Rechtsextreme wird der Arbeitgeber kaum mehr los

TagesAnzeiger

Einvernehmlich hat sich eine Berufsschule von ihrem rechts- extremen Lehrer getrennt. Eine Kündigung wäre kaum zulässig gewesen. Selbst wer verurteilt wird, muss nicht immer gehen.

Von Philipp Mäder, Bern

Der 22-jährige Cédric Rohrbach studiert Informatik, gab bis vor kurzem an der Berufsschule Langenthal Computerunterricht und spielt in seiner Freizeit Schlagzeug. So weit, so gut. Doch Rohrbach spielt nicht irgendwo, sondern bei der Band «Indiziert». Diese ist vor allem in rechtsextremen Kreisen bekannt. Und singt etwa: «Für eine reine, weisse Schweiz. Wir müssen kämpfen, und das mit Fleiss.»

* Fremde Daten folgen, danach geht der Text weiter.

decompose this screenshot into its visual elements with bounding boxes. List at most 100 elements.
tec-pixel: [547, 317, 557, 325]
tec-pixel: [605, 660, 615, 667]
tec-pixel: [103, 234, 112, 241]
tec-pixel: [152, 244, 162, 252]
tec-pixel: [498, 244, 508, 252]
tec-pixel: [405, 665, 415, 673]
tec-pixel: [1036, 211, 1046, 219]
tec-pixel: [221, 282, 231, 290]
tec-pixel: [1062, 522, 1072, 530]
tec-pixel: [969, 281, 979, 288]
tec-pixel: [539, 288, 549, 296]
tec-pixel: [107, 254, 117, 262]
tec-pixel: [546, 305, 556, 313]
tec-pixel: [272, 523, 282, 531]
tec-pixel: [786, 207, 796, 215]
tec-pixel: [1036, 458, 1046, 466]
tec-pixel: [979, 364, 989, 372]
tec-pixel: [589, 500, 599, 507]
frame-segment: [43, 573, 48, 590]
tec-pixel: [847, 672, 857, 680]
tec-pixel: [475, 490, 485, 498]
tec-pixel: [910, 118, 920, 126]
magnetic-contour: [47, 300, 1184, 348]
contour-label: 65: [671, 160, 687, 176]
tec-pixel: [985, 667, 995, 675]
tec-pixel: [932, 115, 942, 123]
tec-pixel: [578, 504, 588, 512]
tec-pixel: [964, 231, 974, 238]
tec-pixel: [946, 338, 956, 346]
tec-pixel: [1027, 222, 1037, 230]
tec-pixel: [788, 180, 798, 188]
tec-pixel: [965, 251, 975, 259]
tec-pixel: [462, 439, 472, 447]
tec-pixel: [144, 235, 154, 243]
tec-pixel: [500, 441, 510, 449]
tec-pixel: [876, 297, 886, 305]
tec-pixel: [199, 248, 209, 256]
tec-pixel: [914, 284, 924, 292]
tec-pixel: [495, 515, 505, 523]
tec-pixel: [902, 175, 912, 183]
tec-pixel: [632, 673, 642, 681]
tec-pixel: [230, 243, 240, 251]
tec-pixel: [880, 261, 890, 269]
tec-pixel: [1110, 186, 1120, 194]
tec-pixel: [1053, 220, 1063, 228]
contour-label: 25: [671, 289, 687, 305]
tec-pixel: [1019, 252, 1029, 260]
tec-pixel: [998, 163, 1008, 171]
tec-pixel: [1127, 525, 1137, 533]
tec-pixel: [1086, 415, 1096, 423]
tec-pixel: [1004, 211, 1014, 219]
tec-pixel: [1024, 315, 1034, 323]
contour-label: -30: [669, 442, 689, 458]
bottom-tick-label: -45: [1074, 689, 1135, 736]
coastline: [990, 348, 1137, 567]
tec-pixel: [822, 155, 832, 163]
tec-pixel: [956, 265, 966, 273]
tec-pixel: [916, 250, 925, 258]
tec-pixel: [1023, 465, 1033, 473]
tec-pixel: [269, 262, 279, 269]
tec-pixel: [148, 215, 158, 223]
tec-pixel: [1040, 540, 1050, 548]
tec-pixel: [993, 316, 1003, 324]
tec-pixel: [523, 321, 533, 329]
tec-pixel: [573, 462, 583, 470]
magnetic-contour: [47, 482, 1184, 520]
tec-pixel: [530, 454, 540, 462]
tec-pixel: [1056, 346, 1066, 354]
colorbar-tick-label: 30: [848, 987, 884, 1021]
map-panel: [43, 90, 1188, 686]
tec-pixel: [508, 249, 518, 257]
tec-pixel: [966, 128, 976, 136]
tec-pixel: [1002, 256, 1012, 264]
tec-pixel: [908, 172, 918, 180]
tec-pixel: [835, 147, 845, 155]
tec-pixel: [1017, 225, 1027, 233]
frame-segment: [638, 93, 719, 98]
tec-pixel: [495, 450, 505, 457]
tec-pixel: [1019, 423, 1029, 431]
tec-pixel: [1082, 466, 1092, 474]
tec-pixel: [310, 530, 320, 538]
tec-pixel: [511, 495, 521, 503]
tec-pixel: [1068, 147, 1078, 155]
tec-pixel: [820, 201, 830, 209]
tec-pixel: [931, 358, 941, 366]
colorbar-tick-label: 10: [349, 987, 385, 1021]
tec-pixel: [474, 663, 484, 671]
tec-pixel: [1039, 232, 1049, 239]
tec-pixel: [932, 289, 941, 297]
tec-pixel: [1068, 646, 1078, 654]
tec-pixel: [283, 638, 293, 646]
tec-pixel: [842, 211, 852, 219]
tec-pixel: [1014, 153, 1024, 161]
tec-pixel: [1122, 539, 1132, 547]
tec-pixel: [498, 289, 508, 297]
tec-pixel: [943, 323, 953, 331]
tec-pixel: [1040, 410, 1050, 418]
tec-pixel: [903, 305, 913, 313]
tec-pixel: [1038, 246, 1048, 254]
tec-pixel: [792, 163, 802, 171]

Das passte dem Rektor der Berufsschule Langenthal nicht. Er suchte das Gespräch mit Rohrbach. Und löste das Arbeitsverhältnis Anfang Dezember «im gegenseitigen Einverständnis» auf, wie «20 Minuten» gestern berichtete. «Es geht nicht an, dass wir an unserer Schule jemanden mit einer extremistischen Einstellung beschäftigen», sagt Rektor Thomas Zaugg. Daran ändere nichts, dass die Band das Anti-Rassismus-Gesetz nicht verletzt hat. Ein entsprechendes Verfahren stellte das Einzelgericht Burgdorf nämlich ein. Die Texte seien zwar klar fremdenfeindlich, befand der Richter. Sie würden aber nicht gegen das Gesetz verstossen.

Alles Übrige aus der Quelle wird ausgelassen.